Archives



Development update, cookbooks and winning Ringo

Posted on September 3, 2015 by Sonoma Valley Sun

As far as the big Sonoma development projects go, the ones we’ve been hearing about for years, i.e. the Anderson Hotel and Broadway/MacArthur, there aren’t any major developments to report. The hotel proposed for the 100 block of West Napa Street has been scaled down since its debut as Chateau Sonoma; the team is now preparing the requisite Environmental Impact Report. When complete in several months, it goes to the Planning Commission for certification. The city plans to combine that public hearing and decision with a vote to approve the project as a whole… Across the street, at 160-ish West Napa, sit the empty structures that once housed the Three House Media empire. The campus is now owned by Michael Marino, who, about 18 months ago, received Planning Commission approval to convert the buildings into vacation rentals. But there’s been no official movement (building permits, etc.) on the project as yet. (The landscape will change, in more ways than one, when the hotel gets underway) … Now we move to Mission Square, a mix of office space and apartments just east of the Plaza with an entrance near the Blue Wing Inn. After 14 years of grand plans, mostly contested and rejected, the project got the full green light in February of 2014. Water-related issues , though, have stalled construction… The juiciest morsel comes from the old Broadway Truck and Auto site, where, after two rounds of plans involving a mix of residential, hotel, retail and a gourmet marketplace, the project team has been dismissed. It’s back to square one, a square now home to a crappy old building and a big patch of cracked cement.
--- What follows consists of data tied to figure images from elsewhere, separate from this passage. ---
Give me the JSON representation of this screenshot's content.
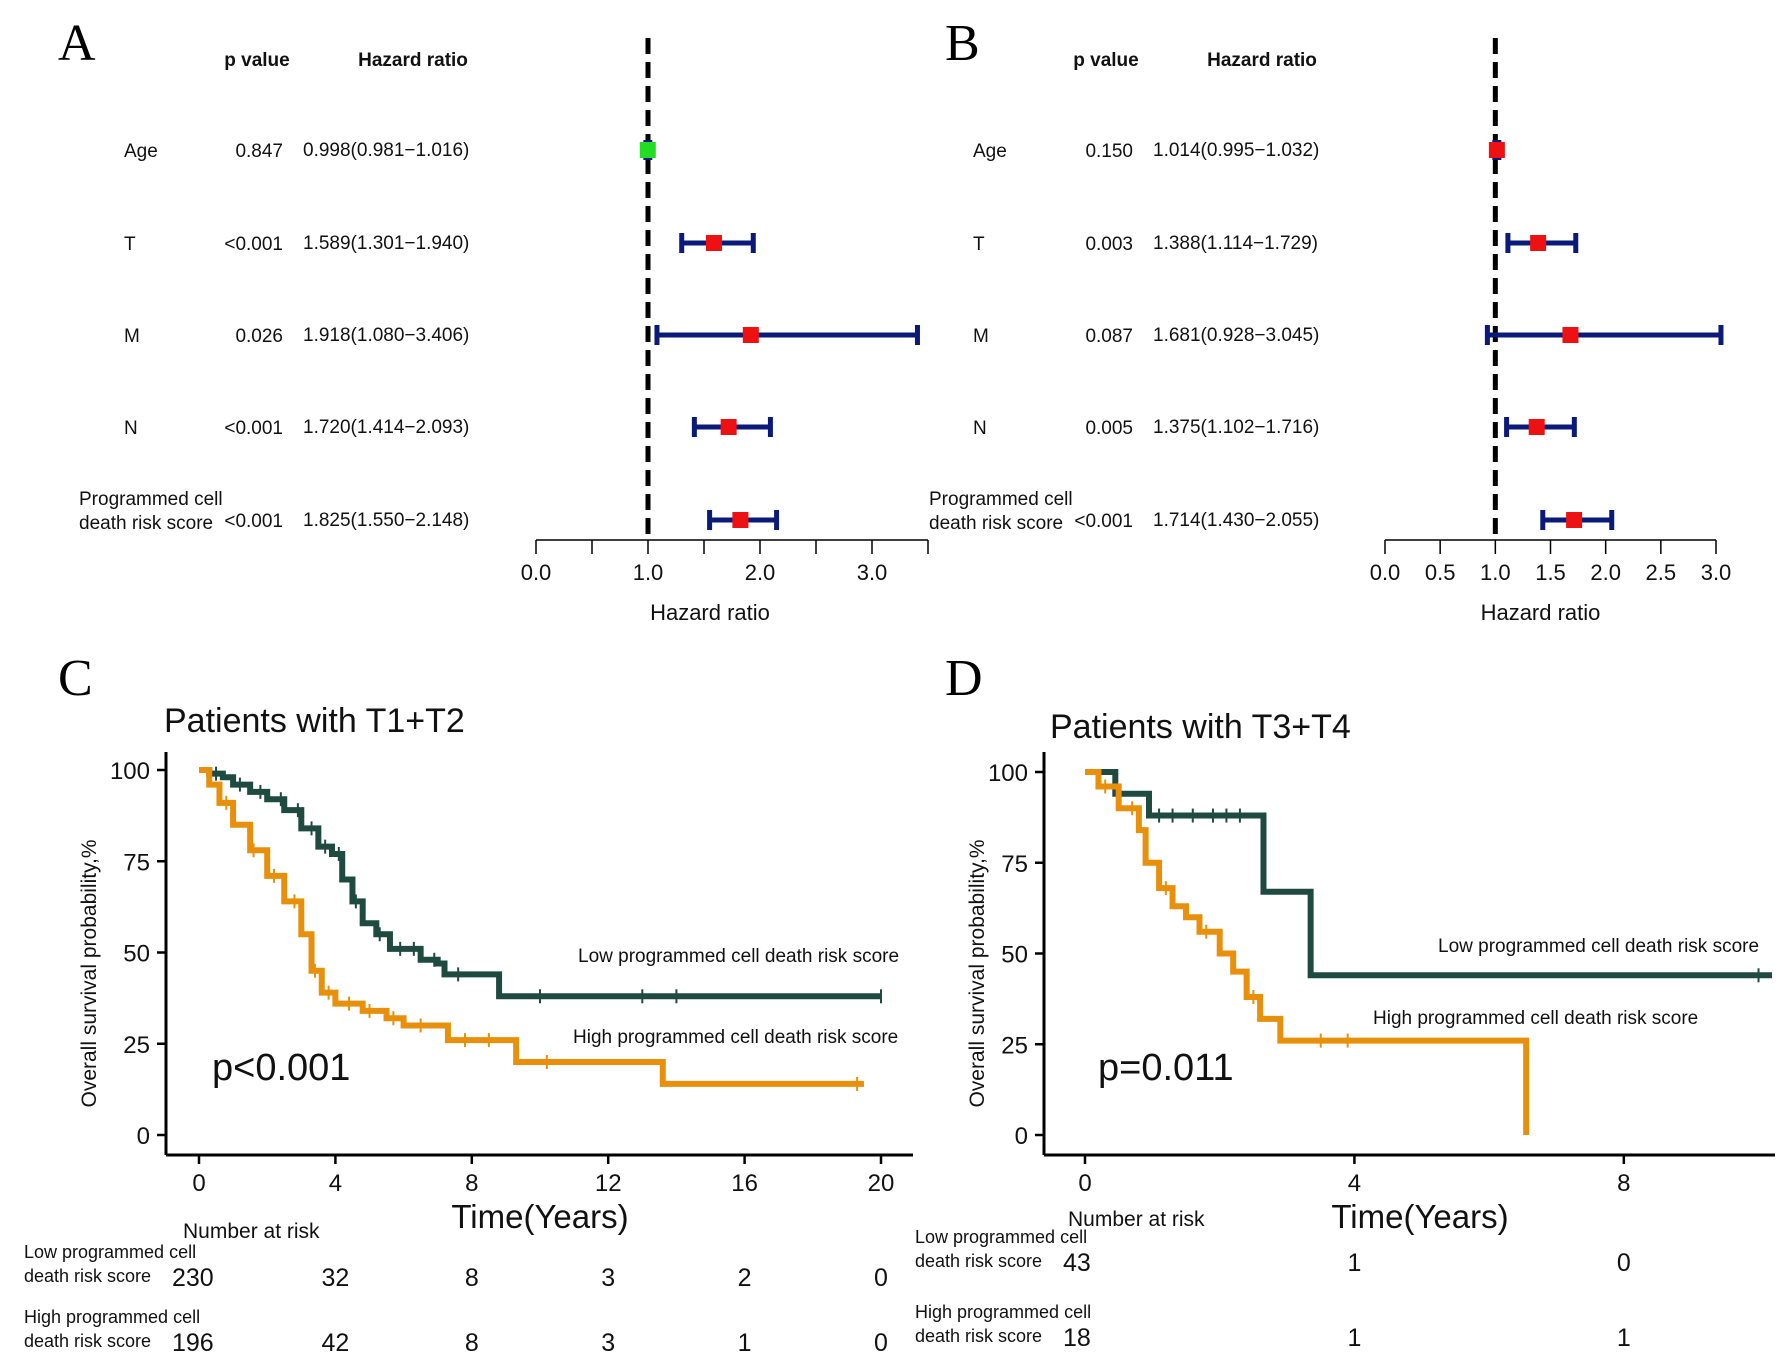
{
  "panels": {
    "A": "A",
    "B": "B",
    "C": "C",
    "D": "D"
  },
  "chart_data": [
    {
      "type": "forest",
      "panel": "A",
      "header_p": "p value",
      "header_hr": "Hazard ratio",
      "xlabel": "Hazard ratio",
      "xticks": [
        "0.0",
        "1.0",
        "2.0",
        "3.0"
      ],
      "xlim": [
        0,
        3.5
      ],
      "reference": 1,
      "rows": [
        {
          "label": [
            "Age"
          ],
          "p": "0.847",
          "hr_text": "0.998(0.981−1.016)",
          "hr": 0.998,
          "lo": 0.981,
          "hi": 1.016,
          "color": "#22dd22"
        },
        {
          "label": [
            "T"
          ],
          "p": "<0.001",
          "hr_text": "1.589(1.301−1.940)",
          "hr": 1.589,
          "lo": 1.301,
          "hi": 1.94,
          "color": "#ee1111"
        },
        {
          "label": [
            "M"
          ],
          "p": "0.026",
          "hr_text": "1.918(1.080−3.406)",
          "hr": 1.918,
          "lo": 1.08,
          "hi": 3.406,
          "color": "#ee1111"
        },
        {
          "label": [
            "N"
          ],
          "p": "<0.001",
          "hr_text": "1.720(1.414−2.093)",
          "hr": 1.72,
          "lo": 1.414,
          "hi": 2.093,
          "color": "#ee1111"
        },
        {
          "label": [
            "Programmed cell",
            "death risk score"
          ],
          "p": "<0.001",
          "hr_text": "1.825(1.550−2.148)",
          "hr": 1.825,
          "lo": 1.55,
          "hi": 2.148,
          "color": "#ee1111"
        }
      ]
    },
    {
      "type": "forest",
      "panel": "B",
      "header_p": "p value",
      "header_hr": "Hazard ratio",
      "xlabel": "Hazard ratio",
      "xticks": [
        "0.0",
        "0.5",
        "1.0",
        "1.5",
        "2.0",
        "2.5",
        "3.0"
      ],
      "xlim": [
        0,
        3.0
      ],
      "reference": 1,
      "rows": [
        {
          "label": [
            "Age"
          ],
          "p": "0.150",
          "hr_text": "1.014(0.995−1.032)",
          "hr": 1.014,
          "lo": 0.995,
          "hi": 1.032,
          "color": "#ee1111"
        },
        {
          "label": [
            "T"
          ],
          "p": "0.003",
          "hr_text": "1.388(1.114−1.729)",
          "hr": 1.388,
          "lo": 1.114,
          "hi": 1.729,
          "color": "#ee1111"
        },
        {
          "label": [
            "M"
          ],
          "p": "0.087",
          "hr_text": "1.681(0.928−3.045)",
          "hr": 1.681,
          "lo": 0.928,
          "hi": 3.045,
          "color": "#ee1111"
        },
        {
          "label": [
            "N"
          ],
          "p": "0.005",
          "hr_text": "1.375(1.102−1.716)",
          "hr": 1.375,
          "lo": 1.102,
          "hi": 1.716,
          "color": "#ee1111"
        },
        {
          "label": [
            "Programmed cell",
            "death risk score"
          ],
          "p": "<0.001",
          "hr_text": "1.714(1.430−2.055)",
          "hr": 1.714,
          "lo": 1.43,
          "hi": 2.055,
          "color": "#ee1111"
        }
      ]
    },
    {
      "type": "line",
      "subtype": "kaplan-meier",
      "panel": "C",
      "title": "Patients with T1+T2",
      "xlabel": "Time(Years)",
      "ylabel": "Overall survival probability,%",
      "xlim": [
        0,
        20
      ],
      "ylim": [
        0,
        100
      ],
      "xticks": [
        0,
        4,
        8,
        12,
        16,
        20
      ],
      "yticks": [
        0,
        25,
        50,
        75,
        100
      ],
      "pvalue": "p<0.001",
      "series": [
        {
          "name": "Low programmed cell death risk score",
          "color": "#1f4a40",
          "points": [
            [
              0,
              100
            ],
            [
              0.3,
              99
            ],
            [
              0.7,
              98
            ],
            [
              1.0,
              96
            ],
            [
              1.5,
              94
            ],
            [
              2.0,
              92
            ],
            [
              2.5,
              89
            ],
            [
              3.0,
              84
            ],
            [
              3.5,
              79
            ],
            [
              3.9,
              77
            ],
            [
              4.2,
              70
            ],
            [
              4.5,
              64
            ],
            [
              4.8,
              58
            ],
            [
              5.2,
              55
            ],
            [
              5.6,
              51
            ],
            [
              6.4,
              51
            ],
            [
              6.5,
              48
            ],
            [
              7.0,
              47
            ],
            [
              7.2,
              44
            ],
            [
              8.6,
              44
            ],
            [
              8.8,
              38
            ],
            [
              20,
              38
            ]
          ],
          "censor": [
            0.5,
            1.2,
            1.8,
            2.4,
            2.9,
            3.3,
            3.7,
            4.1,
            4.6,
            5.3,
            5.9,
            6.3,
            6.9,
            7.6,
            10,
            13,
            14,
            20
          ]
        },
        {
          "name": "High programmed cell death risk score",
          "color": "#e8900c",
          "points": [
            [
              0,
              100
            ],
            [
              0.3,
              96
            ],
            [
              0.6,
              91
            ],
            [
              1.0,
              85
            ],
            [
              1.5,
              78
            ],
            [
              2.0,
              71
            ],
            [
              2.5,
              64
            ],
            [
              3.0,
              55
            ],
            [
              3.3,
              45
            ],
            [
              3.6,
              39
            ],
            [
              4.0,
              36
            ],
            [
              4.8,
              34
            ],
            [
              5.5,
              32
            ],
            [
              6.0,
              30
            ],
            [
              7.2,
              30
            ],
            [
              7.3,
              26
            ],
            [
              9.2,
              26
            ],
            [
              9.3,
              20
            ],
            [
              13.5,
              20
            ],
            [
              13.6,
              14
            ],
            [
              19.5,
              14
            ]
          ],
          "censor": [
            0.8,
            1.6,
            2.2,
            2.8,
            3.4,
            3.8,
            4.4,
            5.0,
            5.7,
            6.5,
            7.8,
            8.5,
            10.2,
            19.3
          ]
        }
      ],
      "legend": [
        "Low programmed cell death risk score",
        "High programmed cell death risk score"
      ],
      "risk_table": {
        "heading": "Number at risk",
        "groups": [
          {
            "label": [
              "Low programmed cell",
              "death risk score"
            ],
            "counts": [
              "230",
              "32",
              "8",
              "3",
              "2",
              "0"
            ]
          },
          {
            "label": [
              "High programmed cell",
              "death risk score"
            ],
            "counts": [
              "196",
              "42",
              "8",
              "3",
              "1",
              "0"
            ]
          }
        ]
      }
    },
    {
      "type": "line",
      "subtype": "kaplan-meier",
      "panel": "D",
      "title": "Patients with T3+T4",
      "xlabel": "Time(Years)",
      "ylabel": "Overall survival probability,%",
      "xlim": [
        0,
        10.2
      ],
      "ylim": [
        0,
        100
      ],
      "xticks": [
        0,
        4,
        8
      ],
      "yticks": [
        0,
        25,
        50,
        75,
        100
      ],
      "pvalue": "p=0.011",
      "series": [
        {
          "name": "Low programmed cell death risk score",
          "color": "#1f4a40",
          "points": [
            [
              0,
              100
            ],
            [
              0.4,
              100
            ],
            [
              0.45,
              94
            ],
            [
              0.9,
              94
            ],
            [
              0.95,
              88
            ],
            [
              2.6,
              88
            ],
            [
              2.65,
              67
            ],
            [
              3.3,
              67
            ],
            [
              3.35,
              44
            ],
            [
              10.2,
              44
            ]
          ],
          "censor": [
            1.1,
            1.3,
            1.6,
            1.9,
            2.1,
            2.3,
            10.0
          ]
        },
        {
          "name": "High programmed cell death risk score",
          "color": "#e8900c",
          "points": [
            [
              0,
              100
            ],
            [
              0.2,
              96
            ],
            [
              0.5,
              90
            ],
            [
              0.8,
              84
            ],
            [
              0.9,
              75
            ],
            [
              1.1,
              68
            ],
            [
              1.3,
              63
            ],
            [
              1.5,
              60
            ],
            [
              1.7,
              56
            ],
            [
              2.0,
              50
            ],
            [
              2.2,
              45
            ],
            [
              2.4,
              38
            ],
            [
              2.6,
              32
            ],
            [
              2.9,
              26
            ],
            [
              6.5,
              26
            ],
            [
              6.55,
              0
            ]
          ],
          "censor": [
            0.3,
            0.7,
            1.2,
            1.8,
            2.5,
            3.5,
            3.9
          ]
        }
      ],
      "legend": [
        "Low programmed cell death risk score",
        "High programmed cell death risk score"
      ],
      "risk_table": {
        "heading": "Number at risk",
        "groups": [
          {
            "label": [
              "Low programmed cell",
              "death risk score"
            ],
            "counts": [
              "43",
              "1",
              "0"
            ]
          },
          {
            "label": [
              "High programmed cell",
              "death risk score"
            ],
            "counts": [
              "18",
              "1",
              "1"
            ]
          }
        ]
      }
    }
  ]
}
Back to 122 W. Napa St., where Seana Davis will host a cookbook exchange at Epicurean Connection on Wednesday, September 16, from 3 to 6 p.m. Leftovers (so to speak) go to the library… For all the Martha, Emeril and Rachel fluff, it’s still all about Julia, James and Jacque. Best secret go-to: Silver Palate… “I’d use more Williams-Sonoma cookbooks,” cracks one wisenheimer, “but I can’t afford the imported bookmark.”

The Sonoma County property tax assessment roll has hit an all-time high, improving 6.9 percent over the year to hit $76.6 billion. A big chunk came from restoring full tax rates on properties that had received a break during the recession. At the height (depth?) of the crisis, more than 62,000 property values, about half of the residential properties in Sonoma County, were temporarily reduced. Now only 21k get that requested break. That’s what happens when you re-build the bubble.
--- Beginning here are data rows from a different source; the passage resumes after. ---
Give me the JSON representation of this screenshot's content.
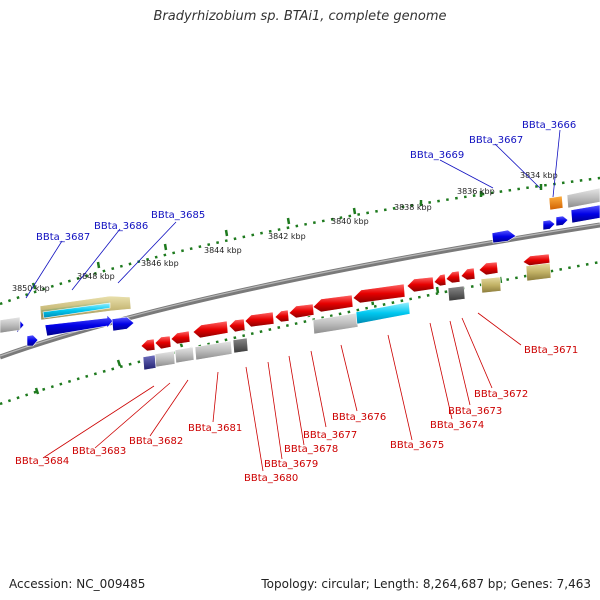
{
  "title": "Bradyrhizobium sp. BTAi1, complete genome",
  "accession_text": "Accession: NC_009485",
  "topology_text": "Topology: circular; Length: 8,264,687 bp; Genes: 7,463",
  "colors": {
    "forward_label": "#1010c0",
    "reverse_label": "#cc0000",
    "forward_gene": "#0a0adc",
    "reverse_gene": "#e00000",
    "backbone": "#808080",
    "tick": "#1e7a1e"
  },
  "ruler_labels": [
    "3834 kbp",
    "3836 kbp",
    "3838 kbp",
    "3840 kbp",
    "3842 kbp",
    "3844 kbp",
    "3846 kbp",
    "3848 kbp",
    "3850 kbp"
  ],
  "forward_labels": [
    "BBta_3666",
    "BBta_3667",
    "BBta_3669",
    "BBta_3685",
    "BBta_3686",
    "BBta_3687"
  ],
  "reverse_labels": [
    "BBta_3671",
    "BBta_3672",
    "BBta_3673",
    "BBta_3674",
    "BBta_3675",
    "BBta_3676",
    "BBta_3677",
    "BBta_3678",
    "BBta_3679",
    "BBta_3680",
    "BBta_3681",
    "BBta_3682",
    "BBta_3683",
    "BBta_3684"
  ]
}
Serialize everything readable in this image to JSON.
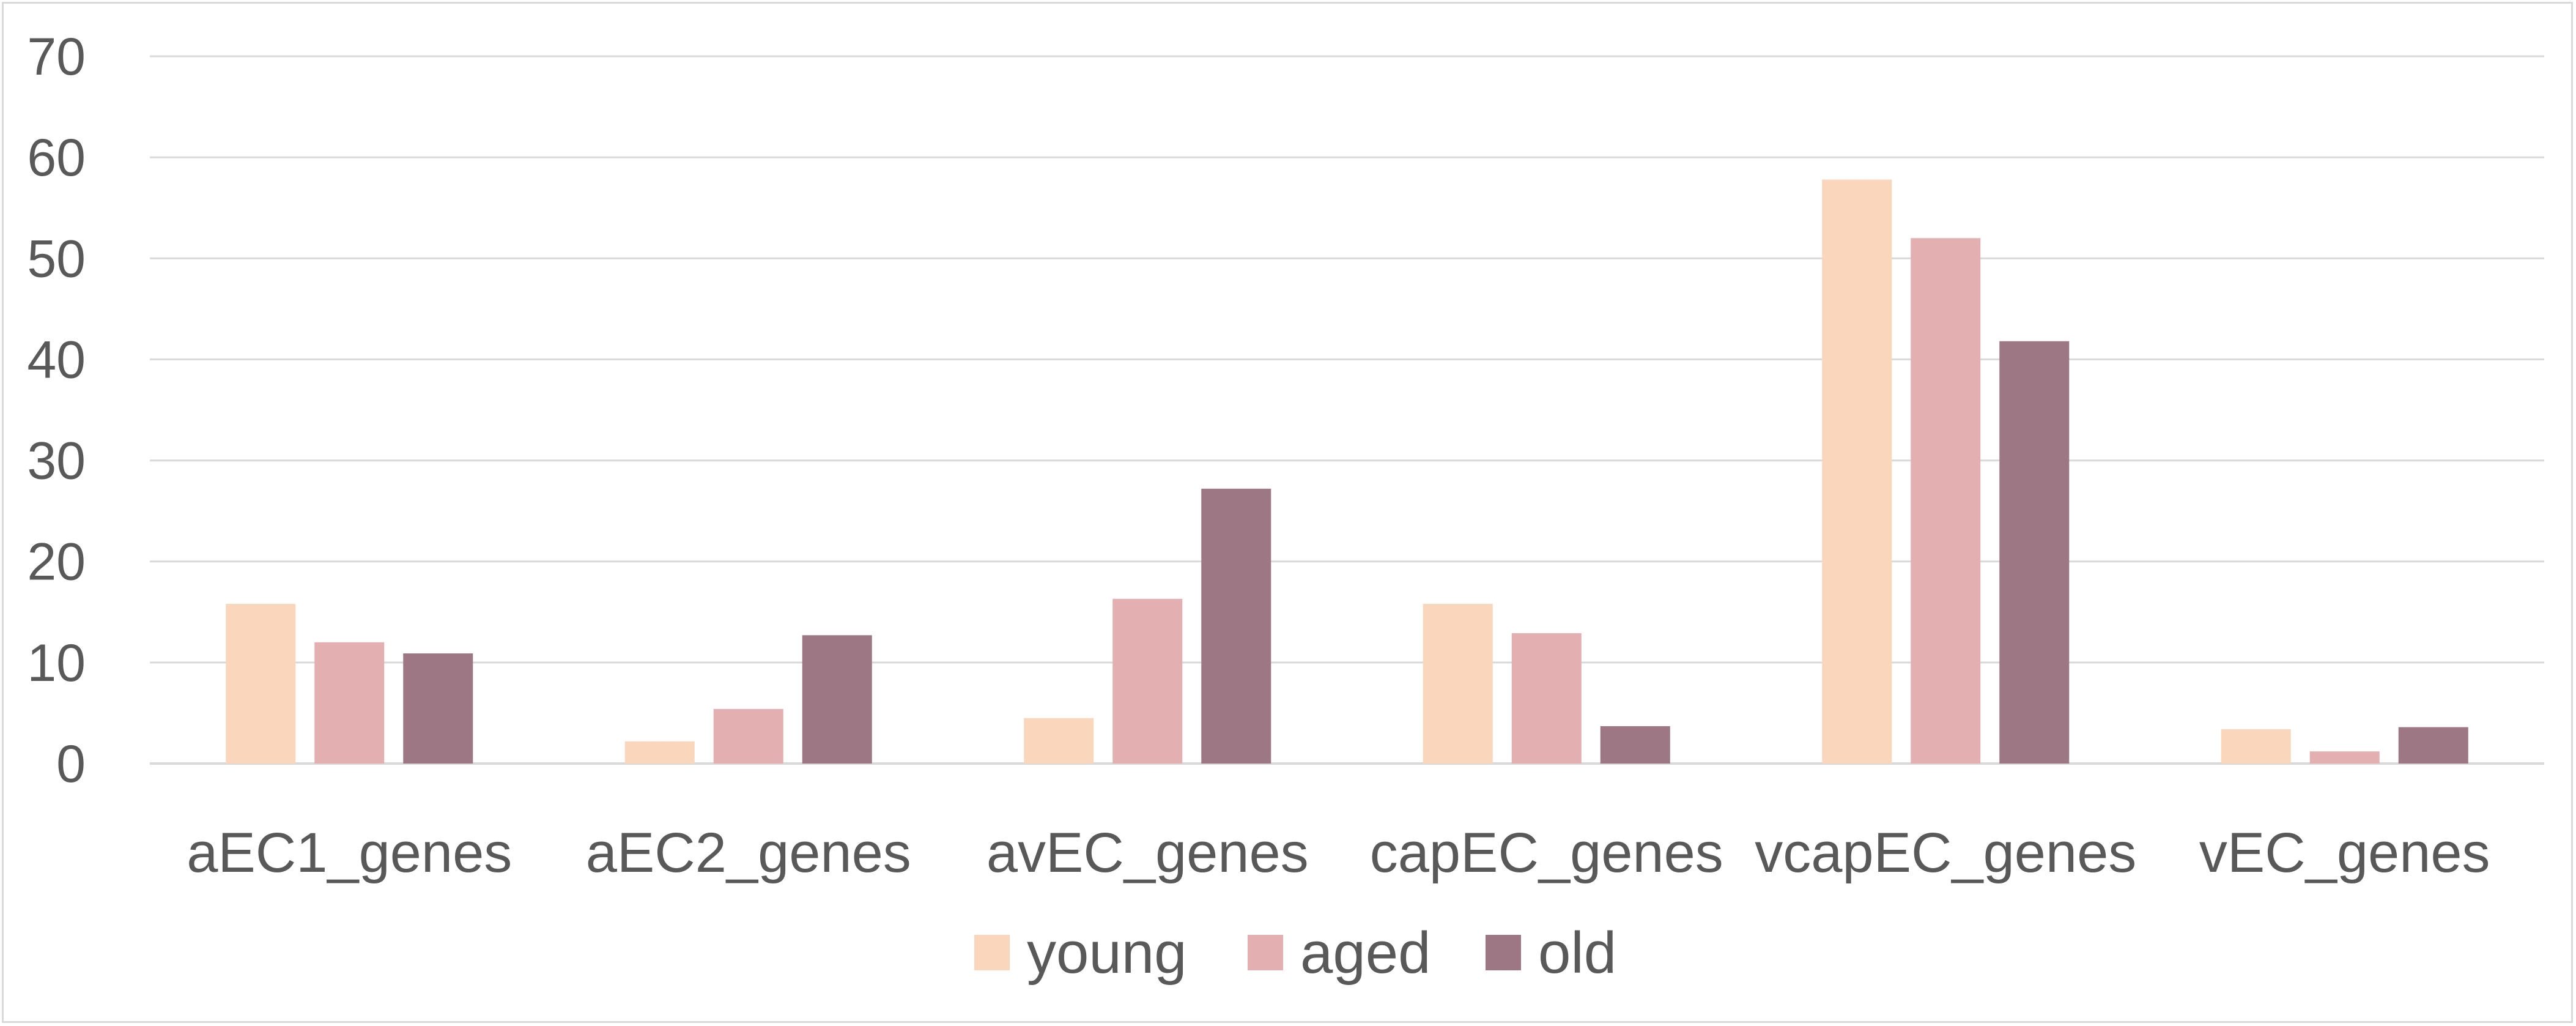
{
  "chart_data": {
    "type": "bar",
    "title": "",
    "xlabel": "",
    "ylabel": "",
    "ylim": [
      0,
      70
    ],
    "yticks": [
      "0",
      "10",
      "20",
      "30",
      "40",
      "50",
      "60",
      "70"
    ],
    "grid": true,
    "legend_position": "bottom",
    "categories": [
      "aEC1_genes",
      "aEC2_genes",
      "avEC_genes",
      "capEC_genes",
      "vcapEC_genes",
      "vEC_genes"
    ],
    "series": [
      {
        "name": "young",
        "color": "#fad7bc",
        "values": [
          15.8,
          2.2,
          4.5,
          15.8,
          57.8,
          3.4
        ]
      },
      {
        "name": "aged",
        "color": "#e3afb1",
        "values": [
          12.0,
          5.4,
          16.3,
          12.9,
          52.0,
          1.2
        ]
      },
      {
        "name": "old",
        "color": "#9d7784",
        "values": [
          10.9,
          12.7,
          27.2,
          3.7,
          41.8,
          3.6
        ]
      }
    ]
  }
}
Sonoma Overnight Support, the nonprofit that helps the Sonoma homeless, is staging a drawing to win a pair of Sonoma Music festival tickets. As the three shows (October 2, Chicago and America; October 3, Ringo Starr; and October 4, Doobie Brothers with Michael McDonald, Greg Allman) are likely sell-outs, this might me your one shot to get in. How? Buy a $100 ticket at Sonomaovernightsupport.org. A little help from their friends is all they ask.